Our level of motivation affects how much effort we put into our work. If effort exerted within an organisation is kept at a maximum, then the level of output achieved is higher than it would otherwise be. Variation in effort between team members is associated with feelings of unfairness, as concluded in a study by Wilke, Rutte, van Knippenberg and Ad (2000). In this study, the aversive role of a sucker was a team member with relatively high performance, who felt highly rewarded for their efforts. Results showed that financial rewards had no moderating effects on resentfulness, but high social rewards and low task rewards moderated feelings of unfairness for suckers. Therefore it is important for managers to pay attention to how much effort employees are showing, and how fairly tasks are distributed and then rewarded.

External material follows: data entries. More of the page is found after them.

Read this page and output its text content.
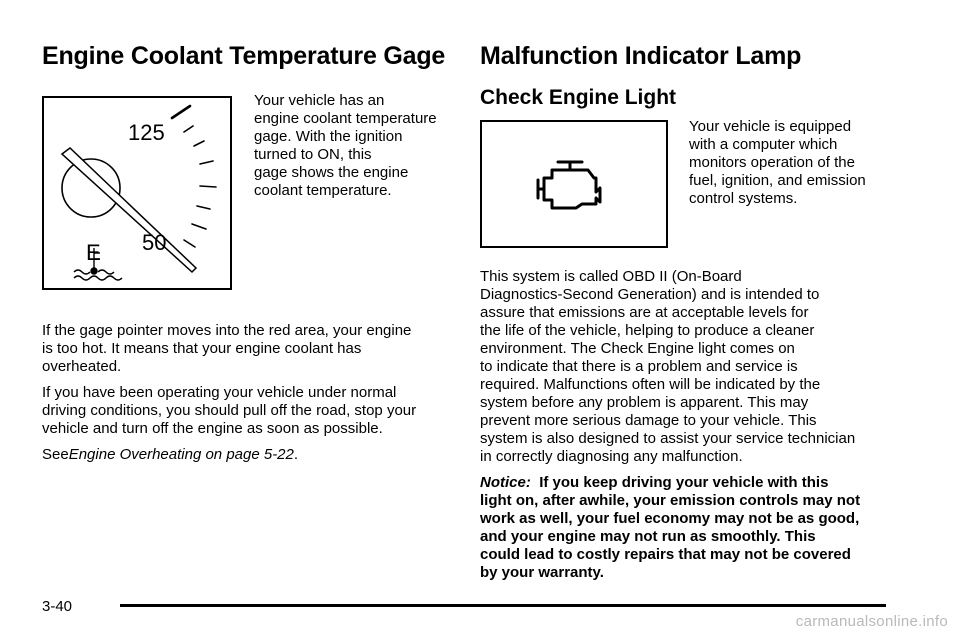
Engine Coolant Temperature Gage
125
50
E
Your vehicle has an
engine coolant temperature
gage. With the ignition
turned to ON, this
gage shows the engine
coolant temperature.
If the gage pointer moves into the red area, your engine
is too hot. It means that your engine coolant has
overheated.
If you have been operating your vehicle under normal
driving conditions, you should pull off the road, stop your
vehicle and turn off the engine as soon as possible.
SeeEngine Overheating on page 5-22.
Malfunction Indicator Lamp
Check Engine Light
Your vehicle is equipped
with a computer which
monitors operation of the
fuel, ignition, and emission
control systems.
This system is called OBD II (On-Board
Diagnostics-Second Generation) and is intended to
assure that emissions are at acceptable levels for
the life of the vehicle, helping to produce a cleaner
environment. The Check Engine light comes on
to indicate that there is a problem and service is
required. Malfunctions often will be indicated by the
system before any problem is apparent. This may
prevent more serious damage to your vehicle. This
system is also designed to assist your service technician
in correctly diagnosing any malfunction.
Notice: If you keep driving your vehicle with this
light on, after awhile, your emission controls may not
work as well, your fuel economy may not be as good,
and your engine may not run as smoothly. This
could lead to costly repairs that may not be covered
by your warranty.
3-40
carmanualsonline.info
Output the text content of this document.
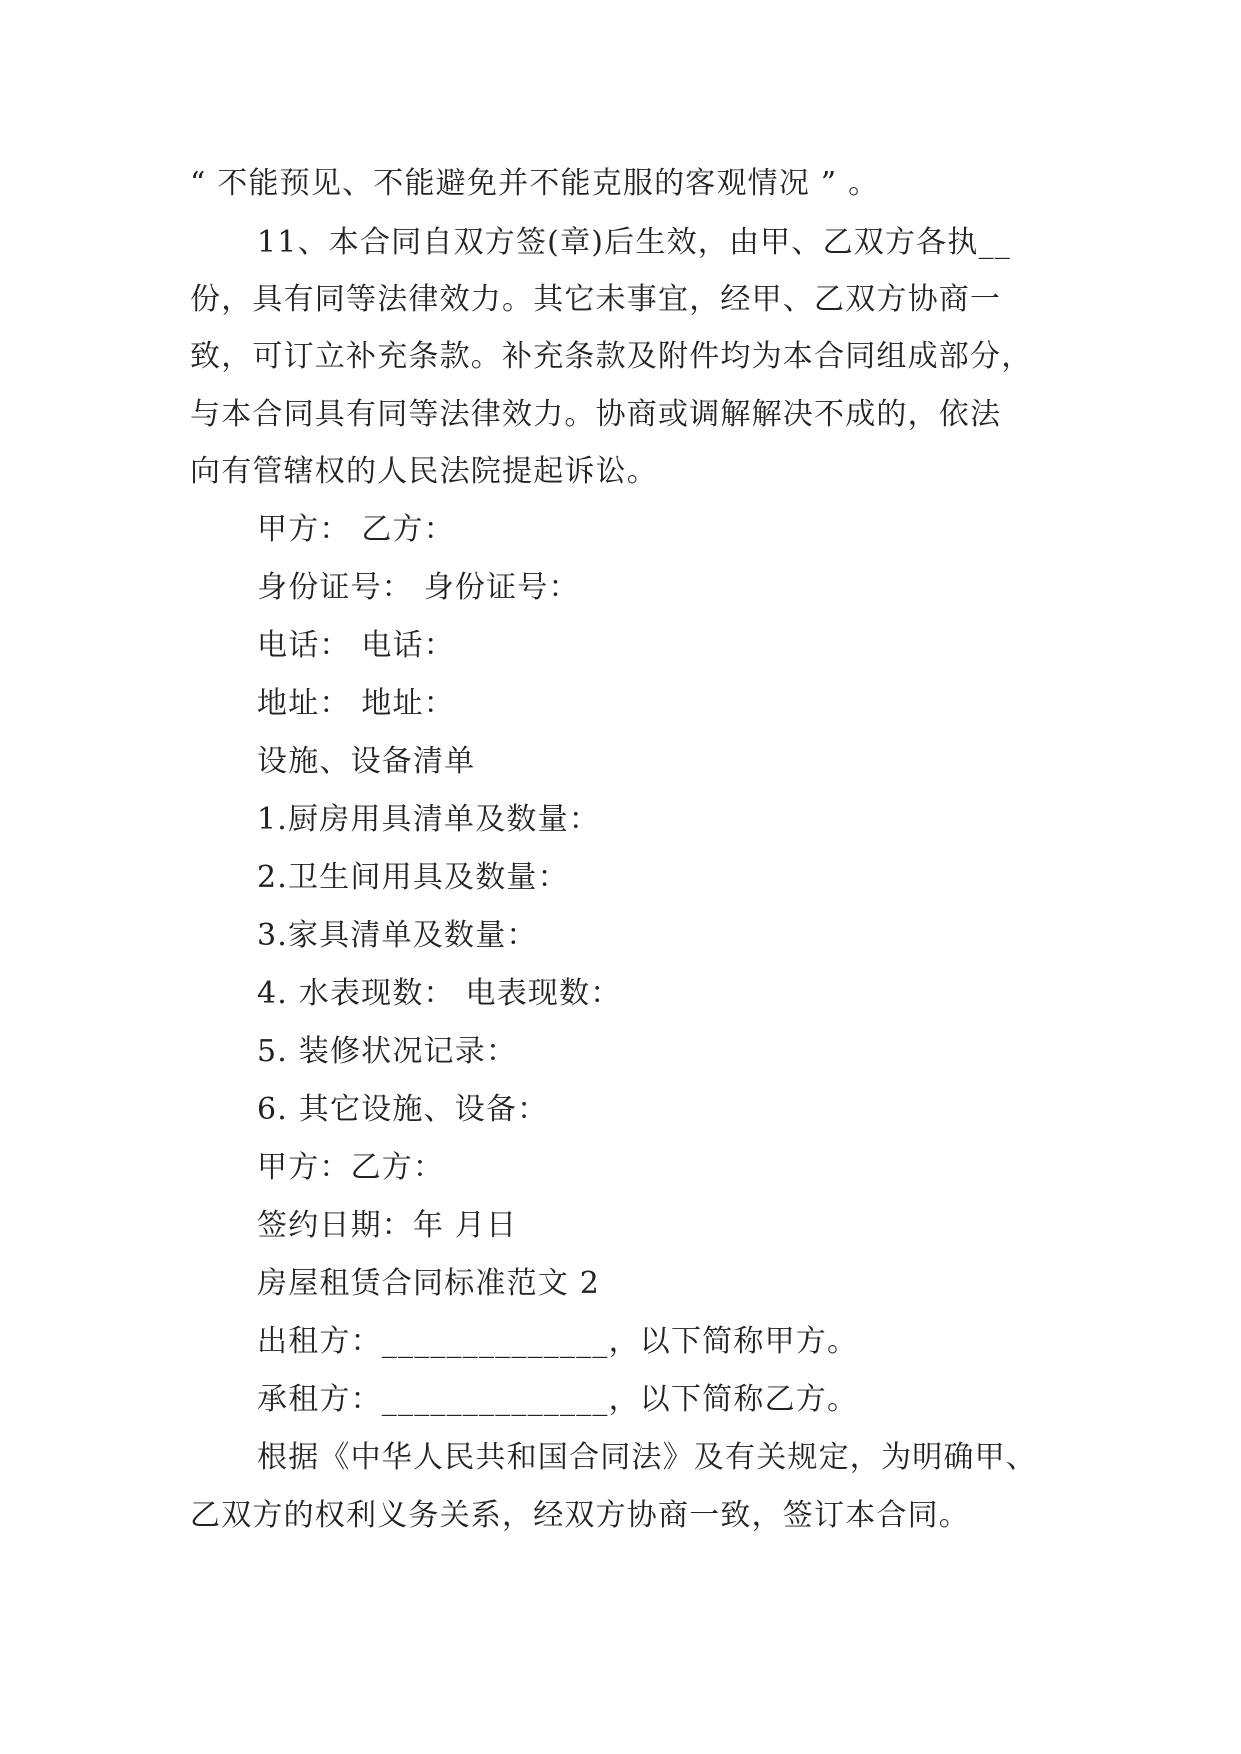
“ 不能预见、不能避免并不能克服的客观情况 ” 。
11、本合同自双方签(章)后生效，由甲、乙双方各执__
份，具有同等法律效力。其它未事宜，经甲、乙双方协商一
致，可订立补充条款。补充条款及附件均为本合同组成部分，
与本合同具有同等法律效力。协商或调解解决不成的，依法
向有管辖权的人民法院提起诉讼。
甲方： 乙方：
身份证号： 身份证号：
电话： 电话：
地址： 地址：
设施、设备清单
1.厨房用具清单及数量：
2.卫生间用具及数量：
3.家具清单及数量：
4. 水表现数： 电表现数：
5. 装修状况记录：
6. 其它设施、设备：
甲方：乙方：
签约日期：年 月日
房屋租赁合同标准范文 2
出租方：______________，以下简称甲方。
承租方：______________，以下简称乙方。
根据《中华人民共和国合同法》及有关规定，为明确甲、
乙双方的权利义务关系，经双方协商一致，签订本合同。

An organisation’s aim is to maximise efficiency and productivity in order to increase profit, doing so in a pleasant working environment. The initial appropriate selection of employees is advantageous. Recruitment managers should choose reliable and predictable people and provide them with consistent training. Through training, managers can apply psychological understanding to define the values of the individual regarding the company.
The issues mentioned in this assignment are all concerned with social factors, and human interaction, both between themselves and within their environment. Evidently, the effect of human behaviour on an organisation is considerable, thus the scientific understanding of it invaluable. Psychology is therefore hugely important to people at work, and if theories are applied, problems faced can be tackled appropriately to achieve high quality results.